Delta to Suspend CAK Service Through September

Delta Airlines will suspend service to Akron-Canton Airport between May 15 and Sept. 30.

The carrier said it has won U.S. Department of Transportation approval to suspend flights to CAK and nine other airports after successfully arguing that they are part of a larger market that Delta plans to continue serving from another airport within that market.

In the case of Akron-Canton the larger market is Cleveland.

Akron-Canton airport officials sought to dispute that in April, telling DOT in a letter that CAK should be considered to be its own market and not part of the Cleveland market.

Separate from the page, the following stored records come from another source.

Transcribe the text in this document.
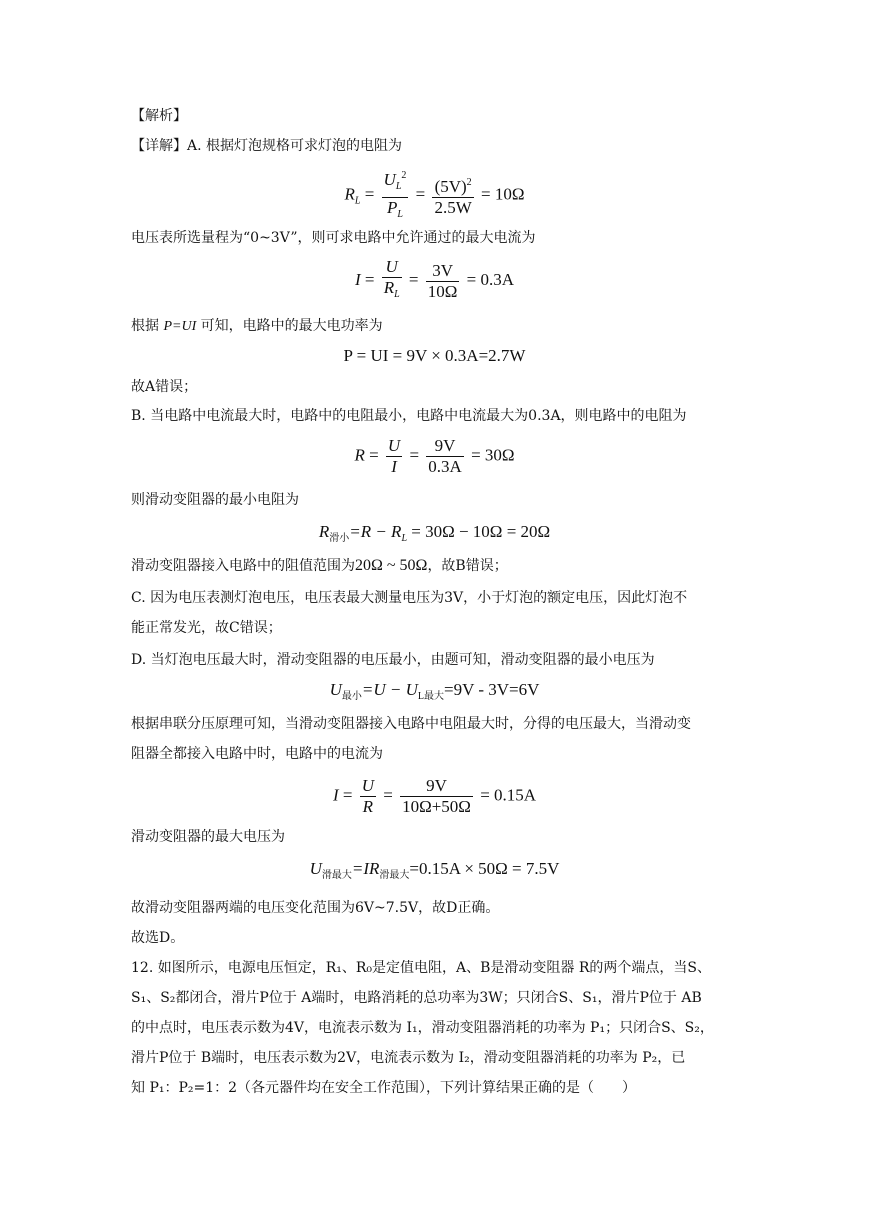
【解析】
【详解】A. 根据灯泡规格可求灯泡的电阻为
$R_L = \frac{U_L^2}{P_L} = \frac{(5V)^2}{2.5W} = 10\Omega$
电压表所选量程为“0~3V”，则可求电路中允许通过的最大电流为
$I = \frac{U}{R_L} = \frac{3V}{10\Omega} = 0.3A$
根据 P=UI 可知，电路中的最大电功率为
P = UI = 9V × 0.3A=2.7W
故A错误；
B. 当电路中电流最大时，电路中的电阻最小，电路中电流最大为0.3A，则电路中的电阻为
$R = \frac{U}{I} = \frac{9V}{0.3A} = 30\Omega$
则滑动变阻器的最小电阻为
$R_{滑小}=R - R_L = 30\Omega - 10\Omega = 20\Omega$
滑动变阻器接入电路中的阻值范围为20Ω ~ 50Ω，故B错误；
C. 因为电压表测灯泡电压，电压表最大测量电压为3V，小于灯泡的额定电压，因此灯泡不
能正常发光，故C错误；
D. 当灯泡电压最大时，滑动变阻器的电压最小，由题可知，滑动变阻器的最小电压为
$U_{最小}=U - U_{L最大}=9V - 3V=6V$
根据串联分压原理可知，当滑动变阻器接入电路中电阻最大时，分得的电压最大，当滑动变
阻器全都接入电路中时，电路中的电流为
$I = \frac{U}{R} = \frac{9V}{10\Omega+50\Omega} = 0.15A$
滑动变阻器的最大电压为
$U_{滑最大}=IR_{滑最大}=0.15A \times 50\Omega = 7.5V$
故滑动变阻器两端的电压变化范围为6V~7.5V，故D正确。
故选D。
12. 如图所示，电源电压恒定，R₁、R₀是定值电阻，A、B是滑动变阻器 R的两个端点，当S、
S₁、S₂都闭合，滑片P位于 A端时，电路消耗的总功率为3W；只闭合S、S₁，滑片P位于 AB
的中点时，电压表示数为4V，电流表示数为 I₁，滑动变阻器消耗的功率为 P₁；只闭合S、S₂，
滑片P位于 B端时，电压表示数为2V，电流表示数为 I₂，滑动变阻器消耗的功率为 P₂，已
知 P₁：P₂=1：2（各元器件均在安全工作范围），下列计算结果正确的是（　　）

“If given the option to pick either CAK or CLE – but not required by any obligation to separately serve the different markets of both, the public served by CAK will undoubtedly suffer by immediate or significantly greater loss of service with the order as written,” airport officials wrote to DOT on April 2.

The letter was referring to a clause in the CARES Act requiring airlines to serve all current markets as a condition of receiving federal emergency aid.

However, DOT ruled that airports in close proximity could be considered to be part of one market.

The CAK letter to DOT said suspending flights to CAK would cause “a real practical loss of air service,” particularly to areas south of Akron and along the Interstate Route 77 corridor.

Akron-Canton officials also expressed fear of losing service and even losing long-term viability if airlines are allowed to treat CAK as part of the Cleveland market.

Delta flies from Akron-Canton to Atlanta. Until the pandemic began, it operated three flights a day between CAK and Atlanta.

One of those flights was flown by a Boeing 737 operated by Delta while the other two flights operated with regional jet equipment flown under contract by another company using the Delta Connection brand.

At one time in the past five years, Delta operated four roundtrips a day with MD80 jets between the two airports.

In early April, service on the CAK-Atlanta route was reduced to sometimes two flights a day and then to one flight daily that arrives in late evening and returns the next morning.

On May 2 that flight transitioned from a Delta 737 flight to a regional jet Delta Connection flight.

Delta flies to more destinations from Cleveland, but since the onset of the pandemic has reduced its Cleveland service to primarily serving Atlanta.

Lisa Dalpiaz, CAK’s director of marketing and air service development, said Delta plans to resume serving Akron-Canton.

“The suspension is specifically tied to their financial situation due to the pandemic, and not on performance of the route.”

A Delta news release said the service cuts at CAK and nine other airports are due to passenger traffic being “significantly reduced.”

Delta also said it would cut its schedules by 85 percent in the second quarter of 2020.

In the meantime, Akron-Canton continues to see service, albeit at reduced levels, provided by American Airlines to Philadelphia and Charlotte, and by United Airlines to Chicago.

In recent weeks those carriers have been operating one flight a day from CAK to those destinations.

Dalpiaz said American, which serves Akron-Canton with its American Eagle brand service using regional jets, is expected to reinstate some service in July.

Before the pandemic American also flew from CAK to Reagan Washington National Airport, Chicago O’Hare Airport and New York’s LaGuardia Airport.

Akron-Canton Airport is considered essential infrastructure during the pandemic and has remained open, but it has lost 95 percent of its normal passenger traffic there.

Delta is Akron-Canton’s third largest carrier, handling 20 percent of the airport’s 835,000 passengers in 2019.

Delta is also suspending service to Chicago Midway; Oakland, Hollywood Burbank and Long Beach in California; Providence, Rhode Island; Manchester, New Hampshire; Westchester County and Stewart International in New York; and Newport News/Williamsburg in Virginia.

In an unrelated development, the Akron-Canton Airport will pay a local artist $5,000 to create a piece for a new section of terrazzo floor planned for the airport’s atrium.

Artists or teams can contact the airport administration office for project details and requirements. Proposals are due June 5 with the winner being named the next week.

The design is part of a $155,000 project to replace the atrium’s current terrazzo flooring beyond the security checkpoint.

The artwork will be within a 2,700-square-foot section of atrium floor near an existing compass and be installed in October.

The request for proposals said the artist will have the option to retain the compass or remove it.

The winning design must represent a “sense of place” to Akron and Canton.

The elements of the design should have thoughtful design, efficiency, artistic harmony, a blend of form and function and an element of wayfinding while contributing to the architectural and cultural heritage of the region including local customs, styles or cultural attitudes.